If we could factor x+1 out of the top, then plugging in -1 for x on top would make the top zero. Let's try that.
(-1)^3 + 4(-1)^2 + (-1) - 6
-1 + 4 - 1 - 6
-4
No. x = -1 doesn't make the top zero, so x+1 won't factor out of the top.
If x-1 factors out of the top then x = 1 would make the top zero. Let's try that.
1^3 + 4(1)^2 + 1 - 6
1 + 4 + 1 - 6
0
x = 1 makes the top zero, so x-1 should factor out.
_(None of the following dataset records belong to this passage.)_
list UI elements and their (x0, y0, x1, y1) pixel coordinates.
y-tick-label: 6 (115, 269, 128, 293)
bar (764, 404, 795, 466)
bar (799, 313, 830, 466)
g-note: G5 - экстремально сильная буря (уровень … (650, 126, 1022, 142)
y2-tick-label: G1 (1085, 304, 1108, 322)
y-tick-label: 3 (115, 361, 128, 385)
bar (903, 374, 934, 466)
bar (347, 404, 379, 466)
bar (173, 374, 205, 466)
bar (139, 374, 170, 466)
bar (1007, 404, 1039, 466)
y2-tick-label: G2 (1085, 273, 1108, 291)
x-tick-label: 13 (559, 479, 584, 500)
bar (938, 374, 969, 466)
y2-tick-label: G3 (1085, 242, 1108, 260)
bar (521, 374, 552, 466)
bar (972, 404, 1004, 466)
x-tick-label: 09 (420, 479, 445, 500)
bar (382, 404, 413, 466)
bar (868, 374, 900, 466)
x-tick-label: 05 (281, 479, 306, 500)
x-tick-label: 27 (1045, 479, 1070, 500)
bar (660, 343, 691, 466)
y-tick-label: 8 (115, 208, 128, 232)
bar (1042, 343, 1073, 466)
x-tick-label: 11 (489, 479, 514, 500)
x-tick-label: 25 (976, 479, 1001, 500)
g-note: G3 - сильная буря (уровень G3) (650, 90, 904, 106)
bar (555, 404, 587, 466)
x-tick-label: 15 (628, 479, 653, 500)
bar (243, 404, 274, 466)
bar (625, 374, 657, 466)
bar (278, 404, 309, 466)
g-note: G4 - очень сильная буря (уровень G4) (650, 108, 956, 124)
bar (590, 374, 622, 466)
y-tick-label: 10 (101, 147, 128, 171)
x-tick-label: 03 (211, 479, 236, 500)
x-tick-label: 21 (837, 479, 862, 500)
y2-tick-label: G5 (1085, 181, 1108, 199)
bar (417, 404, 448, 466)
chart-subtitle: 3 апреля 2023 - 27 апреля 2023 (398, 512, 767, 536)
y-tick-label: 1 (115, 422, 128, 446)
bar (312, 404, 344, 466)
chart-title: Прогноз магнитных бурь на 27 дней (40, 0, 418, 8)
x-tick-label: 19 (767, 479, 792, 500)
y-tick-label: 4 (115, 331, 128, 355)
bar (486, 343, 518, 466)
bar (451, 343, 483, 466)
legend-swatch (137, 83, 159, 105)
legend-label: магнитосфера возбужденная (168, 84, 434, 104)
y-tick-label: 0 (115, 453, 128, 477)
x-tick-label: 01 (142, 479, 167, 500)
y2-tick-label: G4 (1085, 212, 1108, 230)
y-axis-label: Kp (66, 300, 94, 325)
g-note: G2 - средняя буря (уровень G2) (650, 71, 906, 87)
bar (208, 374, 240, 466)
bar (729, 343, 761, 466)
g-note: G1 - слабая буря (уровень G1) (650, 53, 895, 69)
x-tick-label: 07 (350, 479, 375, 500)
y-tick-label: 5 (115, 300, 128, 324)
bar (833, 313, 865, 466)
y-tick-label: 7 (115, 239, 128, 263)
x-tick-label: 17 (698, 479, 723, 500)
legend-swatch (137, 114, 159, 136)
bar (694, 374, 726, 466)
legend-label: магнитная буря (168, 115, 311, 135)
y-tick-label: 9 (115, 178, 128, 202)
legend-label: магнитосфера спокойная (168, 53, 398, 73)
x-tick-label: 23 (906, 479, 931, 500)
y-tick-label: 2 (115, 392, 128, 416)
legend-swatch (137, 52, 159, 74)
If you use synthetic division or some other method, you'll find that x^3 + 4x^2 + x - 6 = (x-1)(x^2 + 5x + 6)
(x^3 + 4x^2 + x - 6) / 4(x - 1)(x + 1)
(x - 1)(x^2 + 5x + 6) / 4(x - 1)(x + 1)
(x^2 + 5x + 6) / 4(x+1)
The top factors to. . .
(x + 2)(x + 3) / 4(x + 1)
Nothing else cancels out, so that's it.